You noticed that Facebook has now started its own payments service, though, and they’re touting it as an alternative to PayPal.
It’s sending money from one person to another. That's an interesting start. If they morph that into making it compelling for me to actually store money with them, that’s another interesting step. But those are sort of the steps that you have to take before you can get to a place where you start thinking about whether or not that makes sense.

I look at all the different startups that are thinking about that, and to some extent I think they may simply turn out to be lead generation engines for real advisors. Do I want more of my money to go to our charity in Ethiopia or do I want more of my money to go to taxes, and how do I structure that to make sure that that happens that way? That’s the kind of question that I’m not going to get a good answer to on Facebook Messenger. To really delve into that I’m going to need to sit down with a real advisor and that’s going to be worth the fee that I’m going to pay to that advisor.

aaron-klein-riskalyze
Aaron Klein is co-founder and CEO of Riskalyze.

The industry thinks that the hybrid model can solve for that.
My argument is technology like Autopilot is going to make it profitable for that advisor to be able to spend their time doing the human things that they’re valuable at. Right now we’re eating up too much of that time hitting the trade button 600 times a day. That’s the piece that Amazon looks at and says, 'Oh, this is going to be easy to be in wealth management, we can automate that.' Agreed, Amazon could automate that piece. We’re building that automation for advisors so that they can turn around and actually do the value added parts of being an advisor at scale. I think that’s how we empower human advisors to win.

Do you see at some point the cost of doing business becoming cheap enough for outside firms to consider jumping into wealth management, despite the regulatory hurdles?
Potentially, but I will say that, if you are going to overcome the regulatory hurdles, again, I would look to when they actually become banks. It is wildly more profitable to be a bank than to do wealth management inside of that bank. A bank will probably earn about 200 basis points on the money that you deposit with them and they’ll earn about 30 basis points on the money that you invest with them. For many banks, the only reason they do investing is because they've already got the customer, the distribution is already built in.

So I would completely agree, the first step is the ability to send payments. The next step is to make it compelling for you to basically use me as your bank. Square is in the middle of doing that. We've gone from an adapter where I can take credit cards on my phone to Square Cash where I can send money between phones electronically, to now I can get a credit card attached to my Square Cash account. I can keep my money in Square Cash. They’re not paying me any interest on it yet, but give them time, that will become a bank. Once it’s a bank and you’ve got money there, well then they would probably follow the same pattern, they want to provide that incremental service that drives another 30 basis points of revenue.

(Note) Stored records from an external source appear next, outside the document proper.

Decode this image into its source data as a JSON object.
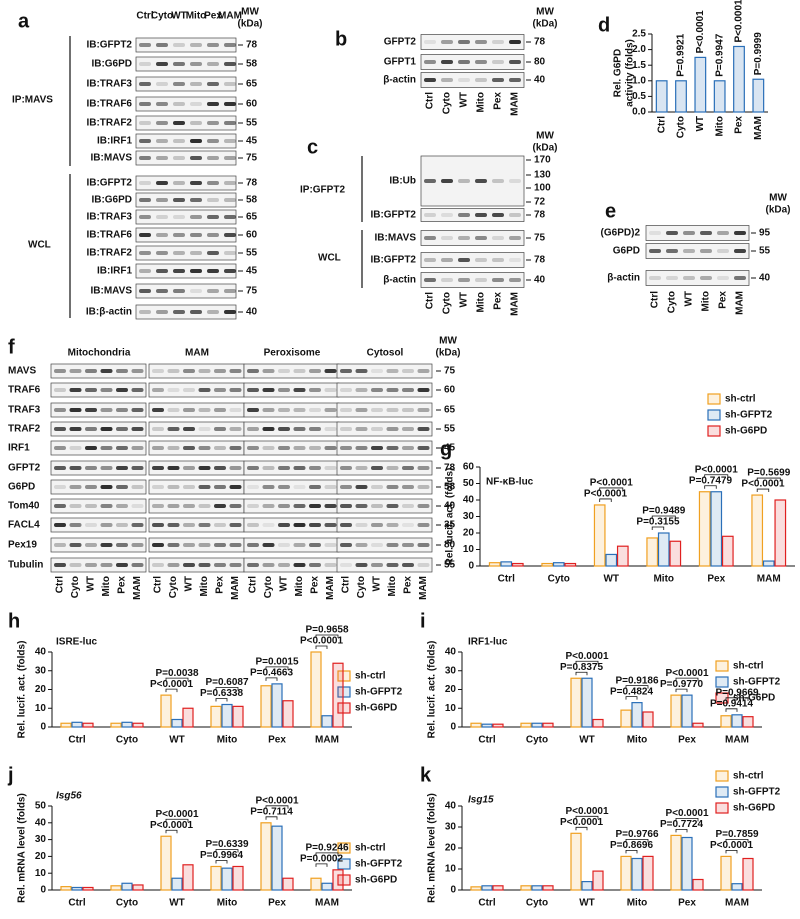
{
  "blots": {
    "a": {
      "letter": "a",
      "mw_header": [
        "MW",
        "(kDa)"
      ],
      "lanes": [
        "Ctrl",
        "Cyto",
        "WT",
        "Mito",
        "Pex",
        "MAM"
      ],
      "groups": [
        {
          "label": "IP:MAVS",
          "rows": [
            {
              "label": "IB:GFPT2",
              "mw": [
                78
              ]
            },
            {
              "label": "IB:G6PD",
              "mw": [
                58
              ]
            },
            {
              "label": "IB:TRAF3",
              "mw": [
                65
              ]
            },
            {
              "label": "IB:TRAF6",
              "mw": [
                60
              ]
            },
            {
              "label": "IB:TRAF2",
              "mw": [
                55
              ]
            },
            {
              "label": "IB:IRF1",
              "mw": [
                45
              ]
            },
            {
              "label": "IB:MAVS",
              "mw": [
                75
              ]
            }
          ]
        },
        {
          "label": "WCL",
          "rows": [
            {
              "label": "IB:GFPT2",
              "mw": [
                78
              ]
            },
            {
              "label": "IB:G6PD",
              "mw": [
                58
              ]
            },
            {
              "label": "IB:TRAF3",
              "mw": [
                65
              ]
            },
            {
              "label": "IB:TRAF6",
              "mw": [
                60
              ]
            },
            {
              "label": "IB:TRAF2",
              "mw": [
                55
              ]
            },
            {
              "label": "IB:IRF1",
              "mw": [
                45
              ]
            },
            {
              "label": "IB:MAVS",
              "mw": [
                75
              ]
            },
            {
              "label": "IB:β-actin",
              "mw": [
                40
              ]
            }
          ]
        }
      ]
    },
    "b": {
      "letter": "b",
      "mw_header": [
        "MW",
        "(kDa)"
      ],
      "lanes": [
        "Ctrl",
        "Cyto",
        "WT",
        "Mito",
        "Pex",
        "MAM"
      ],
      "rows": [
        {
          "label": "GFPT2",
          "mw": [
            78
          ]
        },
        {
          "label": "GFPT1",
          "mw": [
            80
          ]
        },
        {
          "label": "β-actin",
          "mw": [
            40
          ]
        }
      ]
    },
    "c": {
      "letter": "c",
      "mw_header": [
        "MW",
        "(kDa)"
      ],
      "lanes": [
        "Ctrl",
        "Cyto",
        "WT",
        "Mito",
        "Pex",
        "MAM"
      ],
      "groups": [
        {
          "label": "IP:GFPT2",
          "rows": [
            {
              "label": "IB:Ub",
              "mw": [
                170,
                130,
                100,
                72
              ]
            },
            {
              "label": "IB:GFPT2",
              "mw": [
                78
              ]
            }
          ]
        },
        {
          "label": "WCL",
          "rows": [
            {
              "label": "IB:MAVS",
              "mw": [
                75
              ]
            },
            {
              "label": "IB:GFPT2",
              "mw": [
                78
              ]
            },
            {
              "label": "β-actin",
              "mw": [
                40
              ]
            }
          ]
        }
      ]
    },
    "e": {
      "letter": "e",
      "mw_header": [
        "MW",
        "(kDa)"
      ],
      "lanes": [
        "Ctrl",
        "Cyto",
        "WT",
        "Mito",
        "Pex",
        "MAM"
      ],
      "rows": [
        {
          "label": "(G6PD)2",
          "mw": [
            95
          ]
        },
        {
          "label": "G6PD",
          "mw": [
            55
          ]
        },
        {
          "label": "β-actin",
          "mw": [
            40
          ]
        }
      ]
    },
    "f": {
      "letter": "f",
      "mw_header": [
        "MW",
        "(kDa)"
      ],
      "lane_groups": [
        "Mitochondria",
        "MAM",
        "Peroxisome",
        "Cytosol"
      ],
      "lanes": [
        "Ctrl",
        "Cyto",
        "WT",
        "Mito",
        "Pex",
        "MAM"
      ],
      "rows": [
        {
          "label": "MAVS",
          "mw": [
            75
          ]
        },
        {
          "label": "TRAF6",
          "mw": [
            60
          ]
        },
        {
          "label": "TRAF3",
          "mw": [
            65
          ]
        },
        {
          "label": "TRAF2",
          "mw": [
            55
          ]
        },
        {
          "label": "IRF1",
          "mw": [
            45
          ]
        },
        {
          "label": "GFPT2",
          "mw": [
            78
          ]
        },
        {
          "label": "G6PD",
          "mw": [
            58
          ]
        },
        {
          "label": "Tom40",
          "mw": [
            40
          ]
        },
        {
          "label": "FACL4",
          "mw": [
            35
          ]
        },
        {
          "label": "Pex19",
          "mw": [
            80
          ]
        },
        {
          "label": "Tubulin",
          "mw": [
            55
          ]
        }
      ]
    }
  },
  "chart_data": [
    {
      "type": "bar",
      "letter": "d",
      "ylabel": [
        "Rel. G6PD",
        "activity (folds)"
      ],
      "categories": [
        "Ctrl",
        "Cyto",
        "WT",
        "Mito",
        "Pex",
        "MAM"
      ],
      "values": [
        1.0,
        1.0,
        1.75,
        1.0,
        2.1,
        1.05
      ],
      "color": "#2a6fb8",
      "p_values": [
        null,
        "P=0.9921",
        "P<0.0001",
        "P=0.9947",
        "P<0.0001",
        "P=0.9999"
      ],
      "ylim": [
        0,
        2.5
      ],
      "yticks": [
        {
          "value": 0,
          "label": "0.0"
        },
        0.5,
        {
          "value": 1,
          "label": "1.0"
        },
        1.5,
        {
          "value": 2,
          "label": "2.0"
        },
        2.5
      ]
    },
    {
      "type": "bar",
      "letter": "g",
      "title": "NF-κB-luc",
      "ylabel": "Rel. lucif. act. (folds)",
      "categories": [
        "Ctrl",
        "Cyto",
        "WT",
        "Mito",
        "Pex",
        "MAM"
      ],
      "series": [
        {
          "name": "sh-ctrl",
          "color": "#f0a020",
          "values": [
            2,
            1.5,
            37,
            17,
            45,
            43
          ]
        },
        {
          "name": "sh-GFPT2",
          "color": "#2a6fb8",
          "values": [
            2.5,
            2,
            7,
            20,
            45,
            3
          ]
        },
        {
          "name": "sh-G6PD",
          "color": "#e02020",
          "values": [
            1.5,
            1.5,
            12,
            15,
            18,
            40
          ]
        }
      ],
      "p_values": [
        null,
        null,
        [
          "P<0.0001",
          "P<0.0001"
        ],
        [
          "P=0.3155",
          "P=0.9489"
        ],
        [
          "P=0.7479",
          "P<0.0001"
        ],
        [
          "P<0.0001",
          "P=0.5699"
        ]
      ],
      "ylim": [
        0,
        60
      ],
      "yticks": [
        0,
        10,
        20,
        30,
        40,
        50,
        60
      ]
    },
    {
      "type": "bar",
      "letter": "h",
      "title": "ISRE-luc",
      "ylabel": "Rel. lucif. act. (folds)",
      "categories": [
        "Ctrl",
        "Cyto",
        "WT",
        "Mito",
        "Pex",
        "MAM"
      ],
      "series": [
        {
          "name": "sh-ctrl",
          "color": "#f0a020",
          "values": [
            2,
            2,
            17,
            11,
            22,
            40
          ]
        },
        {
          "name": "sh-GFPT2",
          "color": "#2a6fb8",
          "values": [
            2.5,
            2.5,
            4,
            12,
            23,
            6
          ]
        },
        {
          "name": "sh-G6PD",
          "color": "#e02020",
          "values": [
            2,
            2,
            10,
            11,
            14,
            34
          ]
        }
      ],
      "p_values": [
        null,
        null,
        [
          "P<0.0001",
          "P=0.0038"
        ],
        [
          "P=0.6338",
          "P=0.6087"
        ],
        [
          "P=0.4663",
          "P=0.0015"
        ],
        [
          "P<0.0001",
          "P=0.9658"
        ]
      ],
      "ylim": [
        0,
        40
      ],
      "yticks": [
        0,
        10,
        20,
        30,
        40
      ]
    },
    {
      "type": "bar",
      "letter": "i",
      "title": "IRF1-luc",
      "ylabel": "Rel. lucif. act. (folds)",
      "categories": [
        "Ctrl",
        "Cyto",
        "WT",
        "Mito",
        "Pex",
        "MAM"
      ],
      "series": [
        {
          "name": "sh-ctrl",
          "color": "#f0a020",
          "values": [
            2,
            2,
            26,
            9,
            17,
            6
          ]
        },
        {
          "name": "sh-GFPT2",
          "color": "#2a6fb8",
          "values": [
            1.5,
            2,
            26,
            13,
            17,
            6.5
          ]
        },
        {
          "name": "sh-G6PD",
          "color": "#e02020",
          "values": [
            1.5,
            2,
            4,
            8,
            2,
            5.5
          ]
        }
      ],
      "p_values": [
        null,
        null,
        [
          "P=0.8375",
          "P<0.0001"
        ],
        [
          "P=0.4824",
          "P=0.9186"
        ],
        [
          "P=0.9770",
          "P<0.0001"
        ],
        [
          "P=0.9414",
          "P=0.9669"
        ]
      ],
      "ylim": [
        0,
        40
      ],
      "yticks": [
        0,
        10,
        20,
        30,
        40
      ]
    },
    {
      "type": "bar",
      "letter": "j",
      "title": "Isg56",
      "ylabel": "Rel. mRNA level (folds)",
      "categories": [
        "Ctrl",
        "Cyto",
        "WT",
        "Mito",
        "Pex",
        "MAM"
      ],
      "series": [
        {
          "name": "sh-ctrl",
          "color": "#f0a020",
          "values": [
            2,
            2.5,
            32,
            14,
            40,
            7
          ]
        },
        {
          "name": "sh-GFPT2",
          "color": "#2a6fb8",
          "values": [
            1.5,
            4,
            7,
            13,
            38,
            4
          ]
        },
        {
          "name": "sh-G6PD",
          "color": "#e02020",
          "values": [
            1.5,
            3,
            15,
            14,
            7,
            12
          ]
        }
      ],
      "p_values": [
        null,
        null,
        [
          "P<0.0001",
          "P<0.0001"
        ],
        [
          "P=0.9964",
          "P=0.6339"
        ],
        [
          "P=0.7114",
          "P<0.0001"
        ],
        [
          "P=0.0002",
          "P=0.9246"
        ]
      ],
      "ylim": [
        0,
        50
      ],
      "yticks": [
        0,
        10,
        20,
        30,
        40,
        50
      ]
    },
    {
      "type": "bar",
      "letter": "k",
      "title": "Isg15",
      "ylabel": "Rel. mRNA level (folds)",
      "categories": [
        "Ctrl",
        "Cyto",
        "WT",
        "Mito",
        "Pex",
        "MAM"
      ],
      "series": [
        {
          "name": "sh-ctrl",
          "color": "#f0a020",
          "values": [
            1.5,
            2,
            27,
            16,
            26,
            16
          ]
        },
        {
          "name": "sh-GFPT2",
          "color": "#2a6fb8",
          "values": [
            2,
            2,
            4,
            15,
            25,
            3
          ]
        },
        {
          "name": "sh-G6PD",
          "color": "#e02020",
          "values": [
            2,
            2,
            9,
            16,
            5,
            15
          ]
        }
      ],
      "p_values": [
        null,
        null,
        [
          "P<0.0001",
          "P<0.0001"
        ],
        [
          "P=0.8696",
          "P=0.9766"
        ],
        [
          "P=0.7724",
          "P<0.0001"
        ],
        [
          "P<0.0001",
          "P=0.7859"
        ]
      ],
      "ylim": [
        0,
        40
      ],
      "yticks": [
        0,
        10,
        20,
        30,
        40
      ]
    }
  ]
}
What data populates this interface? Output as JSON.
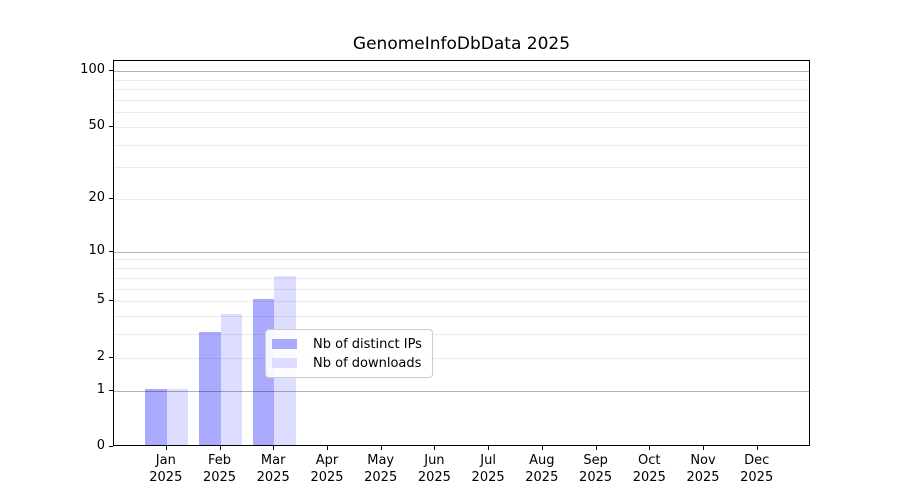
{
  "chart_data": {
    "type": "bar",
    "title": "GenomeInfoDbData 2025",
    "x": {
      "months": [
        "Jan",
        "Feb",
        "Mar",
        "Apr",
        "May",
        "Jun",
        "Jul",
        "Aug",
        "Sep",
        "Oct",
        "Nov",
        "Dec"
      ],
      "year": "2025"
    },
    "series": [
      {
        "name": "Nb of distinct IPs",
        "color": "#aaaaff",
        "values": [
          1,
          3,
          5,
          0,
          0,
          0,
          0,
          0,
          0,
          0,
          0,
          0
        ]
      },
      {
        "name": "Nb of downloads",
        "color": "#ddddff",
        "values": [
          1,
          4,
          7,
          0,
          0,
          0,
          0,
          0,
          0,
          0,
          0,
          0
        ]
      }
    ],
    "y_axis": {
      "scale": "log1p",
      "tick_values": [
        0,
        1,
        2,
        5,
        10,
        20,
        50,
        100
      ],
      "tick_labels": [
        "0",
        "1",
        "2",
        "5",
        "10",
        "20",
        "50",
        "100"
      ],
      "major_grid_values": [
        1,
        10,
        100
      ],
      "minor_grid_values": [
        2,
        3,
        4,
        5,
        6,
        7,
        8,
        9,
        20,
        30,
        40,
        50,
        60,
        70,
        80,
        90
      ],
      "ylim": [
        0,
        113
      ]
    },
    "legend": {
      "entries": [
        "Nb of distinct IPs",
        "Nb of downloads"
      ],
      "position": "lower center"
    },
    "colors": {
      "bar_distinct_ips": "#aaaaff",
      "bar_downloads": "#ddddff",
      "major_grid": "#b4b4b4",
      "minor_grid": "#ebebeb",
      "axis": "#000000",
      "text": "#000000",
      "background": "#ffffff",
      "legend_border": "#cccccc"
    },
    "grid": true
  }
}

Lenders have done that. SoFi is now offering wealth advice and applied for a bank charter.
SoFi has figured out they can scale the business using lending and then take those customers and move them into investing, somewhat similar to what the banks are doing. SoFi may have found a good channel. What we have learned over the last five years is that it’s incredibly difficult to have your starting point be investing. That's a bit of a moat that human advisors can be happy about that’s around their business. The reason that they acquire clients is they go out into the community and build trust and get referrals, and that’s something that an online brand finds very, very difficult to do.